The next morning, Morran woke to a message from Uber that read, "We received a report from one of your riders stating you appeared to be under the influence during a trip," according to screenshots seen by CNET.

Morran was perplexed. He said he definitely wasn't drinking alcohol. The only thing he could think of was that maybe a rider confused the smell of the medicine he takes for chronic obstructive pulmonary disease, which requires an inhaler and extra strong cough drops, for alcohol. But he had no way to prove this.

"If they would've called me right when the event happened, I would've gone to take a blood test," Morran said. "The thing that gets me is that I'm being deactivated because of an unconfirmed report."

Drivers say it's often unclear why they get deactivated when the rider's complaint is either unconfirmed or the driver can prove sobriety with a toxicology report.

Morran exchanged messages with Uber several times that day. At one point, Uber said, "We know that there are riders who exhibit inappropriate behavior and make false feedback," according to screenshots seen by CNET. However, the company still decided to permanently deactivate his account since he had "additional unconfirmed reports describing driving under the influence."

Powell received a nearly identical message from Uber after going back-and-forth with the company. Both drivers acknowledge getting other complaints, but say those situations also involved false accusations that were cleared up afterwards.

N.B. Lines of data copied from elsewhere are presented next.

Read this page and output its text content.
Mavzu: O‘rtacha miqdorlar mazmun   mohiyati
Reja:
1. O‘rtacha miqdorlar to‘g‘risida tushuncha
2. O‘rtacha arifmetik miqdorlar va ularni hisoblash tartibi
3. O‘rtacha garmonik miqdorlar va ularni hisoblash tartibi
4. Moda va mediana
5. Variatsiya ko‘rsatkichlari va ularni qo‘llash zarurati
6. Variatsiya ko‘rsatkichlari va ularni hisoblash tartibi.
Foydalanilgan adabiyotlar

Uber's actions keep in line with California law. Two years ago, the state's Public Utilities Commission fined Uber after investigators looked into the ride-hailing company's handling of more than 2,000 customer complaints of intoxicated drivers from August 2014 to August 2015. They found Uber reportedly failed to investigate more than 100 of those complaints, which violated California's zero-tolerance policy.

At the time, an Uber spokeswoman told CNBC that the company had "significantly improved its processes since then." She also cited Uber's community guidelines, which said, "Uber may also deactivate the account of any driver who receives several unconfirmed complaints of drug or alcohol use." 

Uber has since removed that language from its guidelines.

Dealing with it

One way some drivers are dealing with bogus complaints is by installing dashcams in their cars, which they can use as proof of their innocence.

In Scranton, Pennsylvania, an Uber driver told ABC that his account was deactivated because of a reportedly fake DUI complaint. So, he handed over his dashcam footage. Apparently, the camera recorded the rider bragging about the free rides he gets from such accusations. Uber reinstated the driver after reviewing the footage. 

While Uber says it talks to both sides, Greening, the lawyer, said it needs to do a better job of providing due process to all parties involved -- rather than usually giving the benefit of the doubt to riders. And, if it's proven a rider made a false report, then they too should get dings on their account.

"Certainly, if a driver is intoxicated, incompetent or offensive, that driver must be reprimanded and/or expelled," Greening said. "However, in the same vein, there must be repercussions for passengers who make false claims, up to and including permanent deactivation and fees used to make the accused driver financially whole."

As for Powell, he's now living out of his Nissan Sentra and doing deliveries for Postmates and DoorDash. He tried everything to start driving for Uber again, since he can earn at least three times as much money.

He reached out to the Equal Employment Opportunity Commission, the Maryland Bar Association and even President Donald Trump. The only one he heard back from was the White House on behalf of the president. In an email, a representative said, "this matter is a State and local issue" and told Powell to contact the officials where he lives. So, he did that too.

"From what I was told… companies such as Uber and Lyft have the right to let you go at any time," Powell said. "I guess it's a done deal."